Onderzoeksrapport werd volledig genegeerd

LPF Breda pleit al sinds haar oprichting voor een direct einde aan deze stedenband. Dankzij de tomeloze inzet van Jaco Hurynovich-Verstappen hebben we het college geconfronteerd met de harde werkelijkheid via een uitgebreid onderzoeksrapport. In dit rapport zijn we gedetailleerd ingegaan op de diverse gruwelijkheden via eerdere publicaties, rapportages en gesprekken met nabestaanden. Concluderend kunnen we stellen dat Yangzhou investeert in Oeigoers gebied in ruil voor tegenprestaties van de plaatselijke bevolking via onder andere dwangarbeid. Yangzhou heeft een gebied in Xinjiang in haar bezit en buit het menselijk en commercieel uit en Breda heeft mondkapjes uit Yangzhou ontvangen die zeer waarschijnlijk gemaakt zijn in de controversiële heropvoedingskampen in Xinjiang.

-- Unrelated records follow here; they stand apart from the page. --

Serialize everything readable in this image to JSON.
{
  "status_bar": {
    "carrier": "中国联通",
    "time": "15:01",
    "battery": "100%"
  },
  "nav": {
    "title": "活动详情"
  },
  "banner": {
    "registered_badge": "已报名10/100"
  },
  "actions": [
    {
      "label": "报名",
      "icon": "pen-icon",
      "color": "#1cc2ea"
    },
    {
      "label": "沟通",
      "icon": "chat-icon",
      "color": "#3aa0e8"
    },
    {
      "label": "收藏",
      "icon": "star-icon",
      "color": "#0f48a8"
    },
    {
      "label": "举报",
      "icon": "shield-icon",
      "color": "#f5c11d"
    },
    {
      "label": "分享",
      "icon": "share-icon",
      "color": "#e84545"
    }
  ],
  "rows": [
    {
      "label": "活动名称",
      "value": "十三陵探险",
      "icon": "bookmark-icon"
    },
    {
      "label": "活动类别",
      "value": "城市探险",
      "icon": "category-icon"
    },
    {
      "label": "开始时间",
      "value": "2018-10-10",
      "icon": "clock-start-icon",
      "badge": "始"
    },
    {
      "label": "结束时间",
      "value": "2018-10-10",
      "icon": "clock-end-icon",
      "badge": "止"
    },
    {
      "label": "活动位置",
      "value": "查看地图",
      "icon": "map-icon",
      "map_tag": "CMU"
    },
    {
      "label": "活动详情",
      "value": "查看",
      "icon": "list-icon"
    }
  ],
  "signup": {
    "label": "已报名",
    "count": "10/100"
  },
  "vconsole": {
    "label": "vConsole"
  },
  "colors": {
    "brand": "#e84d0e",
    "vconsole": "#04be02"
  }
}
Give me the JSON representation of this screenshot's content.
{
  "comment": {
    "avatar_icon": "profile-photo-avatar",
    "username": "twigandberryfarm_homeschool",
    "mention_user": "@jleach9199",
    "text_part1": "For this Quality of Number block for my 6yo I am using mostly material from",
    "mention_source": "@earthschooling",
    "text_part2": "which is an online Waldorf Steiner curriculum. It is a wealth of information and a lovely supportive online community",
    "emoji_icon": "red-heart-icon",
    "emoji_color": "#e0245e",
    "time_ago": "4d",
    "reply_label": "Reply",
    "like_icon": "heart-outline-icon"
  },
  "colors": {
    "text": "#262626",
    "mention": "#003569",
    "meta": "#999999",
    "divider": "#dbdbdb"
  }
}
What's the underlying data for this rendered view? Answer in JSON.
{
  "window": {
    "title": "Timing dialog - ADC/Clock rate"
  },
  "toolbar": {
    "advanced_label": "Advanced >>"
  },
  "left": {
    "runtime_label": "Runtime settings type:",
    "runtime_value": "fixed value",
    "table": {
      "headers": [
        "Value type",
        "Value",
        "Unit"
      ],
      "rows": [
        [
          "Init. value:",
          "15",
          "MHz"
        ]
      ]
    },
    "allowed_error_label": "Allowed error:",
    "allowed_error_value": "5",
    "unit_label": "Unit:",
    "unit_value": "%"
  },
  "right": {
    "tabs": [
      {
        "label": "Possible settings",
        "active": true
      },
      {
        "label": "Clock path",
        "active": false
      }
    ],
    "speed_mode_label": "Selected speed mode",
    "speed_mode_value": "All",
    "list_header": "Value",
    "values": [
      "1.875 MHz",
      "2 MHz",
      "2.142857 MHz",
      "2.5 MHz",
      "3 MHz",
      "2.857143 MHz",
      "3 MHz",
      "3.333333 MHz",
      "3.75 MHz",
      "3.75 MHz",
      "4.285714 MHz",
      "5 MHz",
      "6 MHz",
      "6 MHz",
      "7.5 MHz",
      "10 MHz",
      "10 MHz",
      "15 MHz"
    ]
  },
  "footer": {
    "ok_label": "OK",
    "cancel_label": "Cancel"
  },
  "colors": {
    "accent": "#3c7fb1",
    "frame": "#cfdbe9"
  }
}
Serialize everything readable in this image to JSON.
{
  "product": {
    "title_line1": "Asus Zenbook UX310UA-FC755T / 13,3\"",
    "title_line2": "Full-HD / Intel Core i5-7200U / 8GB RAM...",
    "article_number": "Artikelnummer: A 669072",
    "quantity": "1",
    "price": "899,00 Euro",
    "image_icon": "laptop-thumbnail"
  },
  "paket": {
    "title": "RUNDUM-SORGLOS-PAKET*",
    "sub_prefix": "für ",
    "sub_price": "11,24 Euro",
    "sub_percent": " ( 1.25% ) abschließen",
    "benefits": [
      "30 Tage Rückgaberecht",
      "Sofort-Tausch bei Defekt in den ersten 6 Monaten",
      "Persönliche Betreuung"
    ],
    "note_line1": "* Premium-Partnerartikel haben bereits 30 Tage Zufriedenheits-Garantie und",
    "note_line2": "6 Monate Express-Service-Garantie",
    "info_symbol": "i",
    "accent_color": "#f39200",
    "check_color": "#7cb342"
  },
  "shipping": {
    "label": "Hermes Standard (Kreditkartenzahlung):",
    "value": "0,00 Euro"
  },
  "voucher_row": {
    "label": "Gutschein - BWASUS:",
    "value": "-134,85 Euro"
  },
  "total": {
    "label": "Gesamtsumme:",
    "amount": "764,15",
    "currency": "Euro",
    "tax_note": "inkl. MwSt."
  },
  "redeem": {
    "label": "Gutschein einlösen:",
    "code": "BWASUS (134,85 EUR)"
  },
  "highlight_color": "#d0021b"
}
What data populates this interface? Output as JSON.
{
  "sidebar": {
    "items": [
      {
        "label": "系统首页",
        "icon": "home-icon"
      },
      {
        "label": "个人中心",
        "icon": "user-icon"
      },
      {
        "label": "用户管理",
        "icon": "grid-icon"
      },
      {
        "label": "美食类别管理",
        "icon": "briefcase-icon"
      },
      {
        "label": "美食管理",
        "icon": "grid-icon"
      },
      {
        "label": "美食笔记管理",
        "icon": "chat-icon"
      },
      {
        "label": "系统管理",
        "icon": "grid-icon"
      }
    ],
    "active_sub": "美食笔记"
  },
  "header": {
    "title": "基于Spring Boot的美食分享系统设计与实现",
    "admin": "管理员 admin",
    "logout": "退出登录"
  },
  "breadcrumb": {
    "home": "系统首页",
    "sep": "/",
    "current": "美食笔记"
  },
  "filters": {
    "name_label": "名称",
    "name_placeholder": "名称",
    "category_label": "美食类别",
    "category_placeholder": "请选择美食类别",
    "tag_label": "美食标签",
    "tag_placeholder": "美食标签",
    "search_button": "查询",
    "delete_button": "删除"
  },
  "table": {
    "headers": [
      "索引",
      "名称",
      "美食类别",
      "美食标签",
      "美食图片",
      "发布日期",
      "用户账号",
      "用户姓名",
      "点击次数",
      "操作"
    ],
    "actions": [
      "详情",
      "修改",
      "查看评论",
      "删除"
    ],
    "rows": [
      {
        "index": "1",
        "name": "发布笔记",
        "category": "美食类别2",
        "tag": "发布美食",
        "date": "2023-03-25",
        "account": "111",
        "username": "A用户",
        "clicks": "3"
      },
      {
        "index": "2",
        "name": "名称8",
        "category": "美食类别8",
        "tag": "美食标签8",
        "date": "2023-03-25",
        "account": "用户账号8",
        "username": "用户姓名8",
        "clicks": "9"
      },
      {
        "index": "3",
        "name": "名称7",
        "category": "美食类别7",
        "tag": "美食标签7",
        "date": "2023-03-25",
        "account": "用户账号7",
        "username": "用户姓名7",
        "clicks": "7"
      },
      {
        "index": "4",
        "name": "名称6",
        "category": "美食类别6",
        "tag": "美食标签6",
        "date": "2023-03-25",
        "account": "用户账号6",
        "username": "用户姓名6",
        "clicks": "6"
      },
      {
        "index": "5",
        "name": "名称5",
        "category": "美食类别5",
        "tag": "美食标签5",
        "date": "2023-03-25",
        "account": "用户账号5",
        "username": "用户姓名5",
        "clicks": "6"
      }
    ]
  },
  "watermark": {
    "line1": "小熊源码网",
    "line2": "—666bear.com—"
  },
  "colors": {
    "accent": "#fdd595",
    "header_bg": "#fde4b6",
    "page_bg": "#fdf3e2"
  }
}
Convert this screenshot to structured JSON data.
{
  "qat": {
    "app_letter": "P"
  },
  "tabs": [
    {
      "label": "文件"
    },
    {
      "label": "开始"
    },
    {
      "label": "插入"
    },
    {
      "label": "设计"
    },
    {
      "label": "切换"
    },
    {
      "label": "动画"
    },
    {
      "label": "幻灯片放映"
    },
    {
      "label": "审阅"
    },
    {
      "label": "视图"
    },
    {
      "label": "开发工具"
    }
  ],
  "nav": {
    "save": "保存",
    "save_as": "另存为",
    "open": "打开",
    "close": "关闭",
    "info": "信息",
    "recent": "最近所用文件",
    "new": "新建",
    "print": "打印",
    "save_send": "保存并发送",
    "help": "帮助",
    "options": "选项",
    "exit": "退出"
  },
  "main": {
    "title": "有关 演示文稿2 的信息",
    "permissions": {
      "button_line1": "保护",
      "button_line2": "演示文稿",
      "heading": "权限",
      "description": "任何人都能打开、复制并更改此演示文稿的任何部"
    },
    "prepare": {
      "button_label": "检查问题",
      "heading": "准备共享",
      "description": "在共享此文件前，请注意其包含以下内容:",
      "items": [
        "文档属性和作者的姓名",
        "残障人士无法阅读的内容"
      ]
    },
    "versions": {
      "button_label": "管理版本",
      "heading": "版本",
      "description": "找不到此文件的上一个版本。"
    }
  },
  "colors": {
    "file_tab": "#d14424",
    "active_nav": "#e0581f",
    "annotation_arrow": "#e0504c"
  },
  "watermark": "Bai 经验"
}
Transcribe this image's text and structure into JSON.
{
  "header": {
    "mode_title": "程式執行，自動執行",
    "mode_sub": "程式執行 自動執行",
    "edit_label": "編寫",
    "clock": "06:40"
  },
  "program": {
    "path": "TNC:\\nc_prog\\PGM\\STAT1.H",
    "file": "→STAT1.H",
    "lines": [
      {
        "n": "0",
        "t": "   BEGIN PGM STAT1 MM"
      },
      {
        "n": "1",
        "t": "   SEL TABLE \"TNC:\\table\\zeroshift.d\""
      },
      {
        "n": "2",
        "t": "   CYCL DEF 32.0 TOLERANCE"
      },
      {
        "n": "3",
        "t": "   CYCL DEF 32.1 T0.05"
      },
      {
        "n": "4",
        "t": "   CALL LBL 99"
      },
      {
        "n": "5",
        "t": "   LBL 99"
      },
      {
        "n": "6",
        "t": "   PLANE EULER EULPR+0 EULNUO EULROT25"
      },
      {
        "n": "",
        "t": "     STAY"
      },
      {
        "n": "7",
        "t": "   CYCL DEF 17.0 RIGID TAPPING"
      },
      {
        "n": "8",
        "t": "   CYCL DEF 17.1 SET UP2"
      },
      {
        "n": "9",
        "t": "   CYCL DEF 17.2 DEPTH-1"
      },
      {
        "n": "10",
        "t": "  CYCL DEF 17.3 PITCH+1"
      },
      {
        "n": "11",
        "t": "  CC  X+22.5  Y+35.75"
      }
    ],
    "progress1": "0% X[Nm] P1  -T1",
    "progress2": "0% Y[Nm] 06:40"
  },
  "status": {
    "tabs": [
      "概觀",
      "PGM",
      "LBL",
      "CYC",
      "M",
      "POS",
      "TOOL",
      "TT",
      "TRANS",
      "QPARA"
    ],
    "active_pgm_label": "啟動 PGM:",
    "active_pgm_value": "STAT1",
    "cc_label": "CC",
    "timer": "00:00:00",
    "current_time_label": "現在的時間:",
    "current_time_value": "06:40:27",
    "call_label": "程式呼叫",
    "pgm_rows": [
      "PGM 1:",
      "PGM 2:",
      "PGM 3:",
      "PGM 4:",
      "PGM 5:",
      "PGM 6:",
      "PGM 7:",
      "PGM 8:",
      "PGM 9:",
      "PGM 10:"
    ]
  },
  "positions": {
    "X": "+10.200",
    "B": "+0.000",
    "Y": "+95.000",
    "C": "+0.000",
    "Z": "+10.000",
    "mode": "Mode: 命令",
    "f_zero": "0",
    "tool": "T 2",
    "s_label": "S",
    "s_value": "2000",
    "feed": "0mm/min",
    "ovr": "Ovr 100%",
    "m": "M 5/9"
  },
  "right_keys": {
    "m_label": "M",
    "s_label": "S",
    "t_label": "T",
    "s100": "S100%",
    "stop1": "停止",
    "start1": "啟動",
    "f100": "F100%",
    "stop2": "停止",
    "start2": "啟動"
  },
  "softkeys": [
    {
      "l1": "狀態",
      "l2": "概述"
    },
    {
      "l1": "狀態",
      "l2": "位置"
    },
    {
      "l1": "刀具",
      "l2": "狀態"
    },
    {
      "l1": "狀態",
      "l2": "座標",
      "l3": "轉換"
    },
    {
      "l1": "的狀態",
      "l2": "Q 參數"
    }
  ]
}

Na deze schrijnende uiteenzetting van misdaden tegen de mensheid waar de bevriende stad een significant aandeel in heeft, zou je kunnen verwachten dat het college hier toch op zou reageren. Helaas beste mensen, de reactie bleef uit. Geen reactie na het indienen van dit onderzoek en de eerste aversie richting de waarheid was een feit.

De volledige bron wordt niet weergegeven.